The "kurtosis excess" (Kenney and Keeping 1951, p. 27) is defined in terms of the usual kurtosis by

gamma_2=beta_2-3
(1)
=(mu_4)/(mu_2^2)-3.
(2)

It is commonly denoted gamma_2 (Abramowitz and Stegun 1972, p. 928) or b_2. Kurtosis excess is commonly used because gamma_2 of a normal distribution is equal to 0, while the kurtosis proper is equal to 3. Unfortunately, Abramowitz and Stegun (1972) confusingly refer to beta_2 as the "excess or kurtosis."

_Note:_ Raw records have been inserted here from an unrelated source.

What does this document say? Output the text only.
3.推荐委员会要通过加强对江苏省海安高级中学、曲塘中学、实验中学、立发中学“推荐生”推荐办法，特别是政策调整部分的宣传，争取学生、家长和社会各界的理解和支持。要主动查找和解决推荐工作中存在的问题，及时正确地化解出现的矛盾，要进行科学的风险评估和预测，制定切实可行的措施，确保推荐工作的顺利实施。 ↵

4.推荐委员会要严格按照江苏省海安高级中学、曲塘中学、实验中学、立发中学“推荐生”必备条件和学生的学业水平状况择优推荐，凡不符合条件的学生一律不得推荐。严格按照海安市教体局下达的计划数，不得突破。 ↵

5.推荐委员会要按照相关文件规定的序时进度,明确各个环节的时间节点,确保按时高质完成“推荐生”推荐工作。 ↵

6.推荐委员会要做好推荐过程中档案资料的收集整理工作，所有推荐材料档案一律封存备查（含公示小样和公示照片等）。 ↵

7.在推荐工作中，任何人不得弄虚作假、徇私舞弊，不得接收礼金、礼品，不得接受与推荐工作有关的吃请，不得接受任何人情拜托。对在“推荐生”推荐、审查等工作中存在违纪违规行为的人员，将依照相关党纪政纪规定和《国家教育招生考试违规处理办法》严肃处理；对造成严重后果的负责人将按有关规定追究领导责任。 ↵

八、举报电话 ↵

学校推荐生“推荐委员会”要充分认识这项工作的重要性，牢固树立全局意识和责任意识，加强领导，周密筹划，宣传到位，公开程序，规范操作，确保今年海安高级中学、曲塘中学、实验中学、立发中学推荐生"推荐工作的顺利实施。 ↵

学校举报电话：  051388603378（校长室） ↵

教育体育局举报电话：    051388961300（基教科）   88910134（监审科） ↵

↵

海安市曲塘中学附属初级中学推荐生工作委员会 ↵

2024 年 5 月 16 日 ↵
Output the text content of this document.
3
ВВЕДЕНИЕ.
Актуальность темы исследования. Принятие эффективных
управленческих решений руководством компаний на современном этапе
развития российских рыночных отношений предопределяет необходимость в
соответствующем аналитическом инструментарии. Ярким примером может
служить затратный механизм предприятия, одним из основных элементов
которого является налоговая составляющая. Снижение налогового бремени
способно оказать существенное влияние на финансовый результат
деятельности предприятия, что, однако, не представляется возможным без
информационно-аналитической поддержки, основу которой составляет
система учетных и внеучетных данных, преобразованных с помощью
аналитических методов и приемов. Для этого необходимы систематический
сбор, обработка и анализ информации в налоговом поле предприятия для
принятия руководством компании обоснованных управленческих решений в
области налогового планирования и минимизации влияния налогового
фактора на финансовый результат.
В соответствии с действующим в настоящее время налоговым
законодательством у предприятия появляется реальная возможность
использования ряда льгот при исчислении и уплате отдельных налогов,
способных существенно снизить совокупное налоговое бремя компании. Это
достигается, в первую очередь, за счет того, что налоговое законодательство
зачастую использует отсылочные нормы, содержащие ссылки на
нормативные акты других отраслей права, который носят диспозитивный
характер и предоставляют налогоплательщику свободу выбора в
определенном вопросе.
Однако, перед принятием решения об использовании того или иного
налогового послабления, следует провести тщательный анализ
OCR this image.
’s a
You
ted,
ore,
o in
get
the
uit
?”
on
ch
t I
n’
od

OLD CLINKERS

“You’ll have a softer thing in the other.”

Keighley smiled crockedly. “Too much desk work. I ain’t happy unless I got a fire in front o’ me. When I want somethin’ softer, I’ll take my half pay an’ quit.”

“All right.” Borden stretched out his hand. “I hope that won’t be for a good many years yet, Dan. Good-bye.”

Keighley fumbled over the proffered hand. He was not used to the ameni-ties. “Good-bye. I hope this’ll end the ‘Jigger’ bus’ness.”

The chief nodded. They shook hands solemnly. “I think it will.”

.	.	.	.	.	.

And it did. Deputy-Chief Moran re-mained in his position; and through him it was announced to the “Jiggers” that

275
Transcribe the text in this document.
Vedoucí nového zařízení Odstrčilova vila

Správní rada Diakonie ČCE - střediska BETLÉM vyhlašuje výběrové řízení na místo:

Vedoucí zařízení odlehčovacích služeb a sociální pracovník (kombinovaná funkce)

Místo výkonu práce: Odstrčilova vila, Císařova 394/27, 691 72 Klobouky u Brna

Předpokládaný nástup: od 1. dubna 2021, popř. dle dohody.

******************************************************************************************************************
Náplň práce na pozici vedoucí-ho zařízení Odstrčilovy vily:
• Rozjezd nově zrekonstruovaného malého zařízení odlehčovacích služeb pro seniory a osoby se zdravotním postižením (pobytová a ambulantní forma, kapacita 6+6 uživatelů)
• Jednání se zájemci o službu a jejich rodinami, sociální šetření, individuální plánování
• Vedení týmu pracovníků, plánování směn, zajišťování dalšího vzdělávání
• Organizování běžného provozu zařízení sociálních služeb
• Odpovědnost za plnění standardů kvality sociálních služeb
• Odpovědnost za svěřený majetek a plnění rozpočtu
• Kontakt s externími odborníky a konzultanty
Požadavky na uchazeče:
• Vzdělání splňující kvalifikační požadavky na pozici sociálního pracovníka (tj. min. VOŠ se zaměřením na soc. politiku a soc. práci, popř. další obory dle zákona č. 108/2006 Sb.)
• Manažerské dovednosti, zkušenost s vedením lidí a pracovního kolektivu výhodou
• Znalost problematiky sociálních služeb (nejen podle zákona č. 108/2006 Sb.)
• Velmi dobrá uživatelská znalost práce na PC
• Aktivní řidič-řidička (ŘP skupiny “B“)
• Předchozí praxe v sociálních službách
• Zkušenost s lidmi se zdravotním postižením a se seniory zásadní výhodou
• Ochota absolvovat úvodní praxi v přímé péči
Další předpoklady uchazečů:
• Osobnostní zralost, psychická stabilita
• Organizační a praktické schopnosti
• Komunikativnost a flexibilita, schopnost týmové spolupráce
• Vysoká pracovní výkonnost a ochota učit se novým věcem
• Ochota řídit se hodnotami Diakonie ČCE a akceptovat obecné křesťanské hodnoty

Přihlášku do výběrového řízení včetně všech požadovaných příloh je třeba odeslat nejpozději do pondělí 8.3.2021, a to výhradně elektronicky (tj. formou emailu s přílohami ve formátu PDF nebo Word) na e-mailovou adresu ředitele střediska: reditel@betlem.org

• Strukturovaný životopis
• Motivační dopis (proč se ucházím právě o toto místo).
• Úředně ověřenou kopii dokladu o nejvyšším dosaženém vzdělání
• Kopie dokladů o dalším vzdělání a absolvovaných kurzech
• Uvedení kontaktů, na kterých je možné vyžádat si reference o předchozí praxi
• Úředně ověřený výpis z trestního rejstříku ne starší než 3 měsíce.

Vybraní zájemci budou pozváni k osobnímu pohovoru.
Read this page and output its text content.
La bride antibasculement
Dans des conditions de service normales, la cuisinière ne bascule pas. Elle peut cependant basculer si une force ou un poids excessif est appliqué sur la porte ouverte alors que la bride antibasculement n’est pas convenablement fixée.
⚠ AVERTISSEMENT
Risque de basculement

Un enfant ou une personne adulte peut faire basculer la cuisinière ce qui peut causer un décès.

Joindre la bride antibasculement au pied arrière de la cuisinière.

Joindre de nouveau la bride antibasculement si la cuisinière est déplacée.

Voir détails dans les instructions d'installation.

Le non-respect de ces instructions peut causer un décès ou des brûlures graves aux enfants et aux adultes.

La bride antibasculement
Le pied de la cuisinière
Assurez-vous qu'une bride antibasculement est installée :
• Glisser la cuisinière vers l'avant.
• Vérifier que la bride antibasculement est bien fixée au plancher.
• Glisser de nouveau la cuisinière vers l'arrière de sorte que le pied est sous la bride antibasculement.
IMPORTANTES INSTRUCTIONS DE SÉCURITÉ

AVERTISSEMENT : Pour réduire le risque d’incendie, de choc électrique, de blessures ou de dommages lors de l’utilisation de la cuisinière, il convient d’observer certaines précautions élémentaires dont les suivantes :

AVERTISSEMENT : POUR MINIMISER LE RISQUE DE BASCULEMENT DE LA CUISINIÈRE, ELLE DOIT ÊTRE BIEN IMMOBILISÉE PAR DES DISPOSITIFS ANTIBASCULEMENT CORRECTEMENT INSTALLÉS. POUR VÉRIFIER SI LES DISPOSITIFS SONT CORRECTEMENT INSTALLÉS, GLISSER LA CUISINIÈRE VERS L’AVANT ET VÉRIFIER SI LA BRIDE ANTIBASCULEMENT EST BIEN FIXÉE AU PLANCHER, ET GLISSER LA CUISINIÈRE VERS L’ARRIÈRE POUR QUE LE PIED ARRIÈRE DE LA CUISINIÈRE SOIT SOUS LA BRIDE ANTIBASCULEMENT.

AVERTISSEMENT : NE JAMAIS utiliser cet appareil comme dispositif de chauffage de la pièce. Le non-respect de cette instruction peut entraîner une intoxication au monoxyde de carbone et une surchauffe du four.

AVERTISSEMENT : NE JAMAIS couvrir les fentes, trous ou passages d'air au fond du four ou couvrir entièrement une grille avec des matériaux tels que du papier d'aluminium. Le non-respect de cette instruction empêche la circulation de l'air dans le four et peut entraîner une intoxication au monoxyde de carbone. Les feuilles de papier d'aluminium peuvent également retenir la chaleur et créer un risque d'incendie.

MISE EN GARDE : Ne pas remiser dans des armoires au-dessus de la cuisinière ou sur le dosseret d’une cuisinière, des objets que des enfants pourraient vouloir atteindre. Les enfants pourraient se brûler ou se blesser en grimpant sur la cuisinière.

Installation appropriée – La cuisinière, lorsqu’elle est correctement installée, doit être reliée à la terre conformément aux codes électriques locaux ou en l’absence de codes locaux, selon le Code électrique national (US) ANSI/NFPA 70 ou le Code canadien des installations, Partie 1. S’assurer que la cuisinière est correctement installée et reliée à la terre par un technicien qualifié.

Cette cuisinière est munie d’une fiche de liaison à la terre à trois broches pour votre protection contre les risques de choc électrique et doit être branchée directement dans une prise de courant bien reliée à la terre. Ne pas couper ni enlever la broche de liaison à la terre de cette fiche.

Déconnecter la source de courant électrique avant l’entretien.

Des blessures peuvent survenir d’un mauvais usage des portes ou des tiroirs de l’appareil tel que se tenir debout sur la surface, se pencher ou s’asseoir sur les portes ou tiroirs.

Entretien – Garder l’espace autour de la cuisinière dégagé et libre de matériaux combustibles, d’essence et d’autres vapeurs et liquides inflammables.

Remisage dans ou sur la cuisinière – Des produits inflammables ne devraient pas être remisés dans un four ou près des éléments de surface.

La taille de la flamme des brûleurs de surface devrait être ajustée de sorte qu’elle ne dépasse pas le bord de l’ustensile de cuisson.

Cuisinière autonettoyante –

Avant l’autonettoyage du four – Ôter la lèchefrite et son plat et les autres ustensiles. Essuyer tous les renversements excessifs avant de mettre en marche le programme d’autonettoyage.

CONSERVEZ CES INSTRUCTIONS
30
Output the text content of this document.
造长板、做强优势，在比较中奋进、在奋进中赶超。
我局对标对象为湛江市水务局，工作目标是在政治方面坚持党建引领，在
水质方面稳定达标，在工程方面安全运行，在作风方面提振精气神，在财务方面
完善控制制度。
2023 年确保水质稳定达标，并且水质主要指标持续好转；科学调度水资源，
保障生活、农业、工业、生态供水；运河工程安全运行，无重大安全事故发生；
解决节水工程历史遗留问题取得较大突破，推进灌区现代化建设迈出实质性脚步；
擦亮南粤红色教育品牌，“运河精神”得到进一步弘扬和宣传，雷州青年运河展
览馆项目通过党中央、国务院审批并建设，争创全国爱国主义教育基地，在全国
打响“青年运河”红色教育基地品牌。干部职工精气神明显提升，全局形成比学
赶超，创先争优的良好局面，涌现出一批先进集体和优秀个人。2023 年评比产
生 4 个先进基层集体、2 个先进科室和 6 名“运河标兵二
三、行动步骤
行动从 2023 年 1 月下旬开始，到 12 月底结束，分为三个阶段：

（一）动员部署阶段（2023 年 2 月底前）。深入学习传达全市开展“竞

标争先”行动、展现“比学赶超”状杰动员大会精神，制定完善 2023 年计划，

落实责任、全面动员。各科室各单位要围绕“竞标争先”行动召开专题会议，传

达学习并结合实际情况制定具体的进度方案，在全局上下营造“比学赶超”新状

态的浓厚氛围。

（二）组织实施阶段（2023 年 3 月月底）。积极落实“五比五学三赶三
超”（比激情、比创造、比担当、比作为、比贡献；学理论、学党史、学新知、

For many distributions encountered in practice, a positive gamma_2 corresponds to a sharper peak with higher tails than if the distribution were normal (Kenney and Keeping 1951, p. 54). This observation is likely the reason kurtosis excess was historically (but incorrectly) regarded as a measure of the "peakedness" of a distribution. However, the correspondence between kurtosis and peakedness is not true in general; in fact, a distribution with a perfectly flat top may have infinite kurtosis excess, while one with infinite peakedness may have negative kurtosis excess. As a result, kurtosis excess provides a measure of outliers (i.e., the presence of "heavy tails") in a distribution, not its degree of peakedness (Kaplansky 1945; Kenney and Keeping 1951, p. 27; Westfall 2014).

The following table gives terms sometimes applied to different regimes of gamma_2.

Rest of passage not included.